Micro-Crystal Electron Diffraction (MicroED) has created excitement in the scientific community as an emerging crystallography method to determine the 3-dimensional atomic structure of nanocrystals. These nanocrystals are too small for conventional X-ray diffraction and too complex for powder X-ray diffraction. Our team of expert microscopists and crystallographers are staying abreast of this rapidly advancing field. Together with MircoED expert Dr. Hongyi Xu from Stockholm University, the CMM team successfully collected UQ’s first ever MircoED datasets of small molecules using the old cryo-Transmission Electron Microscope Tecnai F30 equipped with a OneView Gatan Camera.

Dr. Kasun Athukorala (CMM) synthesised and crystalised the small molecules in collaboration with Prof. Jack Clegg’s laboratory based at the UQ’s School of Chemistry and Molecular Biosciences. The samples were ground to a fine powder which then placed on to a TEM grid and data was collected at cryogenic temperature on the F30 at 300kV by Dr. Na’ama Koifman (CMM) and Dr. Kasun Athukorala (CMM). Processing, solving, and refining of the diffraction data to obtain 3-dimensional structures was performed by Dr. Xu (Stockholm) and Dr. Athukorala (CMM). The microscope configuration was supervised by Dr. Matthias Floetenmeyer (CMM).

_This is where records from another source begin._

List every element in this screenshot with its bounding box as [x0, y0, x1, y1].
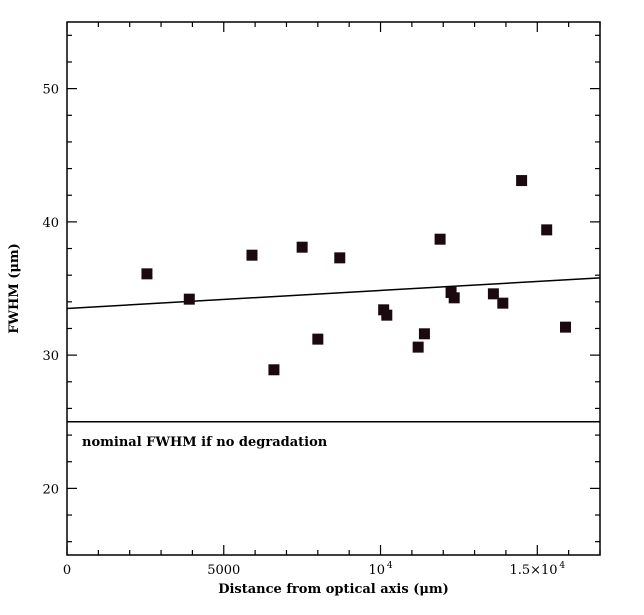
fit-line: [66, 277, 601, 310]
y-tick-label: 30: [42, 349, 59, 364]
data-point: [334, 252, 346, 264]
data-point: [312, 333, 324, 345]
plot-frame: [66, 21, 601, 556]
data-point: [268, 364, 280, 376]
data-point: [183, 293, 195, 305]
data-point: [560, 321, 572, 333]
data-point: [448, 292, 460, 304]
y-tick-labels: 20 30 40 50: [42, 83, 59, 498]
y-tick-label: 50: [42, 83, 59, 98]
x-axis-label: Distance from optical axis (μm): [218, 582, 449, 597]
data-point: [296, 241, 308, 253]
data-point: [434, 233, 446, 245]
y-axis-label: FWHM (μm): [7, 243, 22, 334]
x-tick-label: 10 4: [368, 561, 392, 578]
lines-layer: [66, 277, 601, 423]
y-tick-label: 20: [42, 482, 59, 497]
data-point: [381, 309, 393, 321]
data-point: [516, 175, 528, 187]
y-tick-label: 40: [42, 216, 59, 231]
reference-line-label: nominal FWHM if no degradation: [82, 435, 328, 450]
data-point: [412, 341, 424, 353]
x-tick-label: 0: [63, 563, 71, 578]
x-tick-labels: 0 5000 10 4 1.5×10 4: [63, 561, 566, 578]
data-point: [487, 288, 499, 300]
x-tick-label: 1.5×10 4: [509, 561, 565, 578]
data-point: [418, 328, 430, 340]
ticks-layer: [66, 22, 601, 555]
data-point: [541, 224, 553, 236]
x-tick-label: 5000: [207, 563, 240, 578]
data-point: [497, 297, 509, 309]
points-layer: [141, 175, 572, 376]
data-point: [246, 249, 258, 261]
data-point: [141, 268, 153, 280]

 For data collection, SerialEM software and the CRmove script were used. Each crystal was tilted from −50° to +50°. Each crystal was tilted from −50° to +50°. The REDp software package (developed at Stockholm University) was used to determine the crystal unit cell and space group. XDS was used for processing the data. SHELXT was used for structure solution and refinement was carried out with SHELXL in Olex2.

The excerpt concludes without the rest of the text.